How is $r^2$ derived in the law of gravity? I read a very interesting paper named "The true story of Newtonian gravity"(1) and started to wonder about the law of gravity and one aspect of it, namely $r^2$ in $F_{g}=G\frac{{m_1}{m_2}}{{r^2}}$.
My question is how Kepler, Newton and Cavendish derived the $r^2$ term? Did they just accept the predecessors thinking or did they somehow experimentally or by mathematics come to that conclusion?
I'm sorry if i missed something in the paper, but it got me thinking.
(1) Hecht, E. (2021). The true story of Newtonian gravity.
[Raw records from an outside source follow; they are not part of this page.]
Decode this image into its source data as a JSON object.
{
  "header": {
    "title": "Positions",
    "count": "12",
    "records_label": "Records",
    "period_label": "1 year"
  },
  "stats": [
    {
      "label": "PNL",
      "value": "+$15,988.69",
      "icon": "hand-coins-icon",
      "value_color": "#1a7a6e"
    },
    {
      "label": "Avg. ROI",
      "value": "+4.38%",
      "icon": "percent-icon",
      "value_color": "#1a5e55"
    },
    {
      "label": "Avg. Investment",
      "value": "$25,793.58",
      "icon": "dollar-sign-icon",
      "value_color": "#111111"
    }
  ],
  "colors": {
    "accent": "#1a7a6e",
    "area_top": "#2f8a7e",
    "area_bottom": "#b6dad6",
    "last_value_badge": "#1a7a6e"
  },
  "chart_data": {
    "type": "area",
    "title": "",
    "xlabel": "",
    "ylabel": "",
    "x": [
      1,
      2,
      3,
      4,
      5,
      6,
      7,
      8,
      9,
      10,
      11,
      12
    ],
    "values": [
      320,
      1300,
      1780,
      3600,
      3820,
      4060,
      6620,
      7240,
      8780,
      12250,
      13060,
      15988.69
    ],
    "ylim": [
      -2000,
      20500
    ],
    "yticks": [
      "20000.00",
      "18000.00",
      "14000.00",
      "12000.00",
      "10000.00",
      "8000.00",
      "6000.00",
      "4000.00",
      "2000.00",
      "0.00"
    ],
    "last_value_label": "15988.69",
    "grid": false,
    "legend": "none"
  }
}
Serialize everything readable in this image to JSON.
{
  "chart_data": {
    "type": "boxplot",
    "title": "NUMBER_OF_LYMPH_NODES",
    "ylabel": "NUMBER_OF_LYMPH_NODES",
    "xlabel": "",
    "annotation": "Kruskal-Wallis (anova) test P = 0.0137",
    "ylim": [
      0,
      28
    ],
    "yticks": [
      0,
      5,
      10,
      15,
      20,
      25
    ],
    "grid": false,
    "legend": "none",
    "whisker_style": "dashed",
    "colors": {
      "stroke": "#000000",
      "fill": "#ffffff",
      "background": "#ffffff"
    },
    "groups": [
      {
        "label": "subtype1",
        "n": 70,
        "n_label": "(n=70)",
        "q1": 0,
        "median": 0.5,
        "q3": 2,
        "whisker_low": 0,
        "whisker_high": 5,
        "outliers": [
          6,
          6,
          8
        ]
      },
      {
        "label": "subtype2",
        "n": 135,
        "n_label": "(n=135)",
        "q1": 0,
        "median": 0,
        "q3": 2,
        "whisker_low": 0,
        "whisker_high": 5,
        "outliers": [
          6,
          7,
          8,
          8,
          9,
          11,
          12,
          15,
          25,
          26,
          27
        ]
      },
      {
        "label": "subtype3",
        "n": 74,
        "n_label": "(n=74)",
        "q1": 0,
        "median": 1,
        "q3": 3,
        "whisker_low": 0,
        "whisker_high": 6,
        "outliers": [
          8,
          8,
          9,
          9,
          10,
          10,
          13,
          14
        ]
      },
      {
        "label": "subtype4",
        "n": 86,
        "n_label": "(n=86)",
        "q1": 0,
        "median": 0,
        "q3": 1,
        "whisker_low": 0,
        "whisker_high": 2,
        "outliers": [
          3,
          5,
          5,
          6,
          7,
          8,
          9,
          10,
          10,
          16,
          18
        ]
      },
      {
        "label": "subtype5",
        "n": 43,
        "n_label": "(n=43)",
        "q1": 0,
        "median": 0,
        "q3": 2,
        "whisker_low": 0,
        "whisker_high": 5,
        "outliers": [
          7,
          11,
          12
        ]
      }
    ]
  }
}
American Journal of Physics, 89(7), 683–692. https://doi.org/10.1119/10.0003535
 A: I can't answer this from a pure historical perspective, but newton had the benefit of the observational data that Brahe had built up, along with Kepler's laws, which were good generalizations of Brahe's observational data of the motion of the planets, and I believe, were worked out by Kepler in a purely inductive way.
Once you know the paths of the planets, you then can compute the acceleration of those paths by just taking two time derivatives.  Then, you just have to multiply by m to get the force.  Then, knowing that, it's just a matter of turning around and solving the two body problem explicitly for the inverse square force, which would then predict that the orbits had to be ellipses, and all of the rest that you know.
Note that I make this sound simple, but remember that Newton had to work out calculus, the entire framework of Newtonian mechanics first, and THEN, he also had to have the insight to realize that you could apply insights from terrestrial mechanics to the motions of the planets, which was not the general belief at the time.